Voir cette décision TA Versailles, 21 février 2019, n° 1901265 :
1901265 (2)
IV. Qu’en penser ?
Voyons la décision, précitée, du Tribunal des conflits (TC) :
Il en résulte que, pour citer le résumé des tables du rec., qu’il y a :
« compétence des juridictions judiciaires, en application de l’article L. 116-1 du code de la voirie routière pour connaître d’une action tendant à l’expulsion d’occupants sans titre d’un local situé dans ce mur de soutènement.»
Donc la position du TA de Versailles paraît plus solide même si la position du TC était en elle-même discutable car le texte spécial qu’il est question d’appliquer et conduisant à cette solution est l’article L. 116-1 du code de la voirie routière alors ainsi rédigé :
” La répression des infractions à la police de la conservation du domaine public routier est poursuivie devant la juridiction judiciaire sous réserve des questions préjudicielles relevant de la compétence de la juridiction administrative ” ;
… ce qui semble plus relever des contraventions dites de petite voirie et de la police de la conservation du domaine public routier… que du pouvoir de police général.

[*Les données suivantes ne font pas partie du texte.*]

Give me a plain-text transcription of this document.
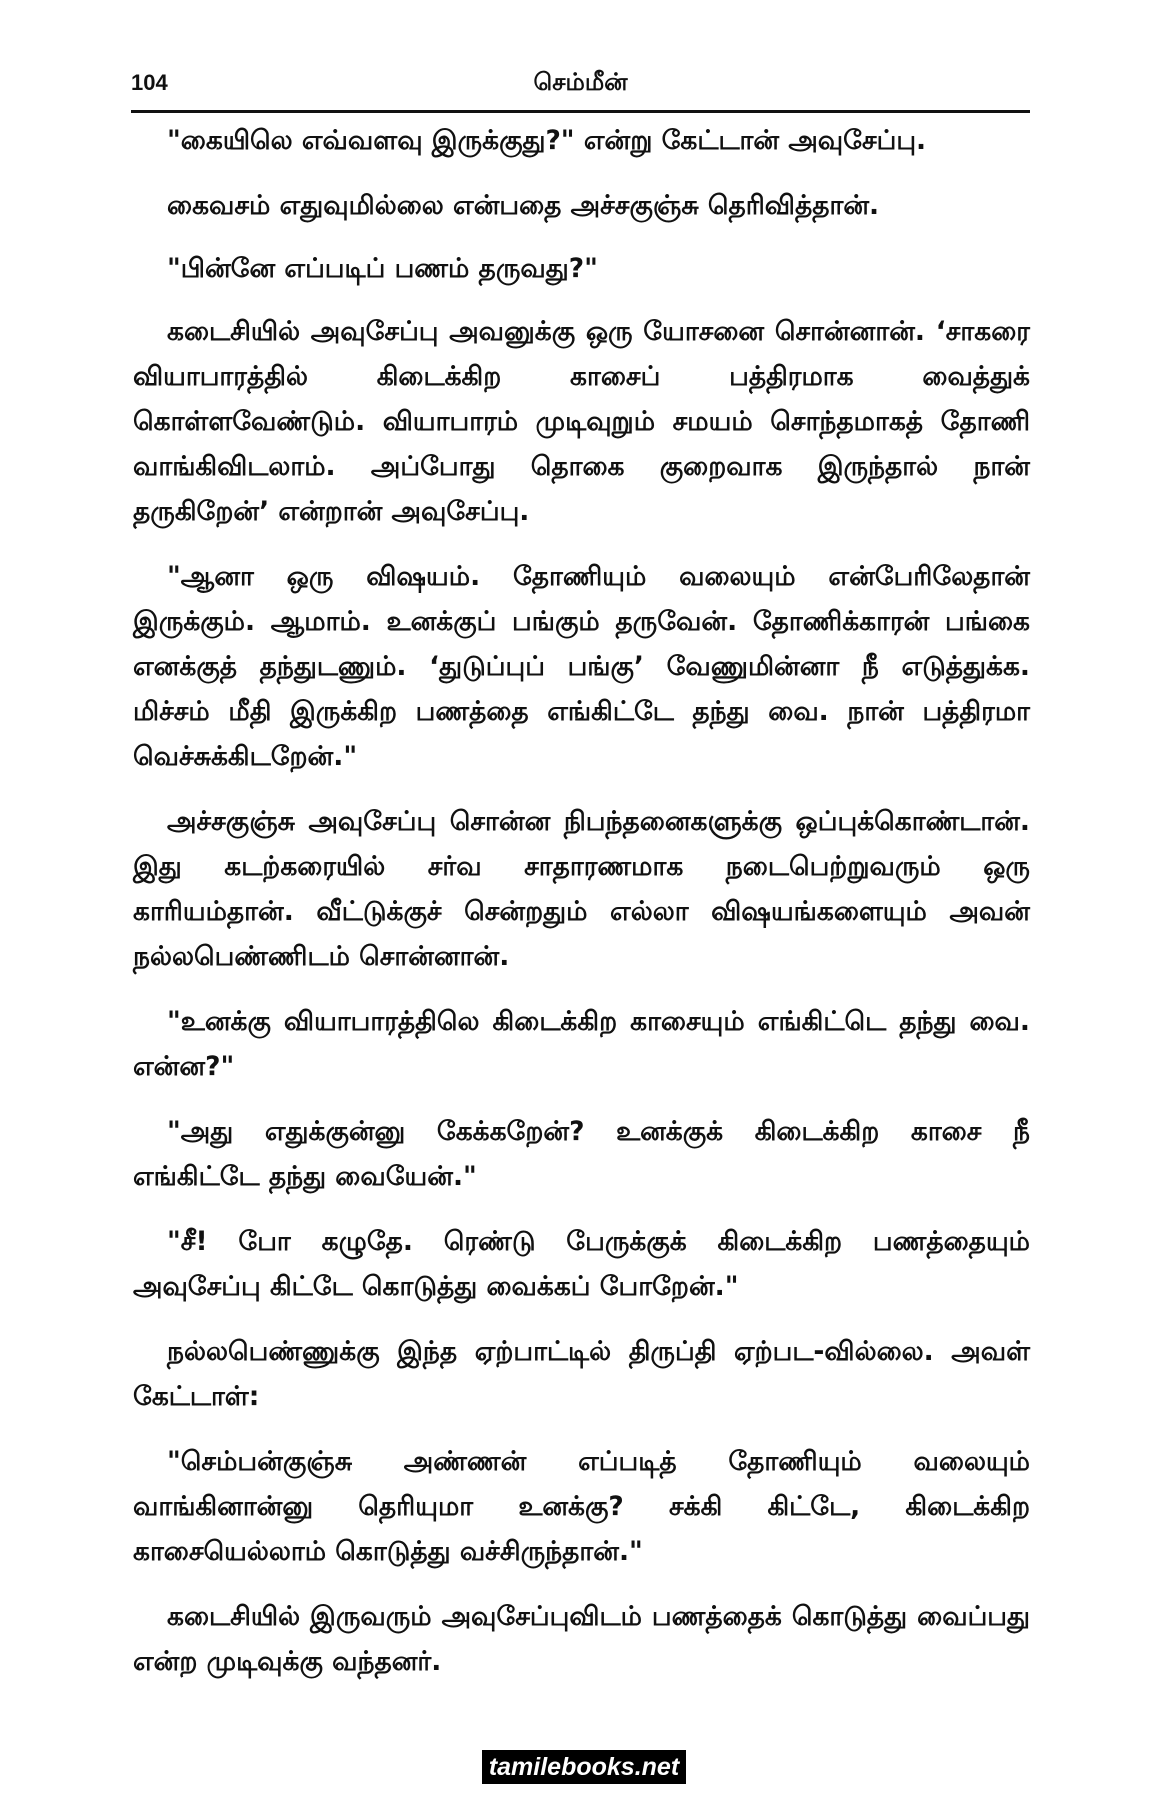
104	செம்மீன்

"கையிலெ எவ்வளவு இருக்குது?" என்று கேட்டான் அவுசேப்பு.

கைவசம் எதுவுமில்லை என்பதை அச்சகுஞ்சு தெரிவித்தான்.

"பின்னே எப்படிப் பணம் தருவது?"

கடைசியில் அவுசேப்பு அவனுக்கு ஒரு யோசனை சொன்னான். ‘சாகரை வியாபாரத்தில் கிடைக்கிற காசைப் பத்திரமாக வைத்துக் கொள்ளவேண்டும். வியாபாரம் முடிவுறும் சமயம் சொந்தமாகத் தோணி வாங்கிவிடலாம். அப்போது தொகை குறைவாக இருந்தால் நான் தருகிறேன்’ என்றான் அவுசேப்பு.

"ஆனா ஒரு விஷயம். தோணியும் வலையும் என்பேரிலேதான் இருக்கும். ஆமாம். உனக்குப் பங்கும் தருவேன். தோணிக்காரன் பங்கை எனக்குத் தந்துடணும். ‘துடுப்புப் பங்கு’ வேணுமின்னா நீ எடுத்துக்க. மிச்சம் மீதி இருக்கிற பணத்தை எங்கிட்டே தந்து வை. நான் பத்திரமா வெச்சுக்கிடறேன்."

அச்சகுஞ்சு அவுசேப்பு சொன்ன நிபந்தனைகளுக்கு ஒப்புக்கொண்டான். இது கடற்கரையில் சர்வ சாதாரணமாக நடைபெற்றுவரும் ஒரு காரியம்தான். வீட்டுக்குச் சென்றதும் எல்லா விஷயங்களையும் அவன் நல்லபெண்ணிடம் சொன்னான்.

"உனக்கு வியாபாரத்திலெ கிடைக்கிற காசையும் எங்கிட்டெ தந்து வை. என்ன?"

"அது எதுக்குன்னு கேக்கறேன்? உனக்குக் கிடைக்கிற காசை நீ எங்கிட்டே தந்து வையேன்."

"சீ! போ கழுதே. ரெண்டு பேருக்குக் கிடைக்கிற பணத்தையும் அவுசேப்பு கிட்டே கொடுத்து வைக்கப் போறேன்."

நல்லபெண்ணுக்கு இந்த ஏற்பாட்டில் திருப்தி ஏற்பட-வில்லை. அவள் கேட்டாள்:

"செம்பன்குஞ்சு அண்ணன் எப்படித் தோணியும் வலையும் வாங்கினான்னு தெரியுமா உனக்கு? சக்கி கிட்டே, கிடைக்கிற காசையெல்லாம் கொடுத்து வச்சிருந்தான்."

கடைசியில் இருவரும் அவுசேப்புவிடம் பணத்தைக் கொடுத்து வைப்பது என்ற முடிவுக்கு வந்தனர்.

tamilebooks.net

Cela dit, la position du TA de Nantes peut se justifier en tant qu’elle ne procèderait pas à une expulsion dans le cadre de la police de conservation du domaine mais dans celui de la police administrative générale pour des raisons de sécurité…
Le débat reste donc ouvert même si la saisine du juge judiciaire (hélas moins habitué aux questions des police administrative…) semble plus prudente donc.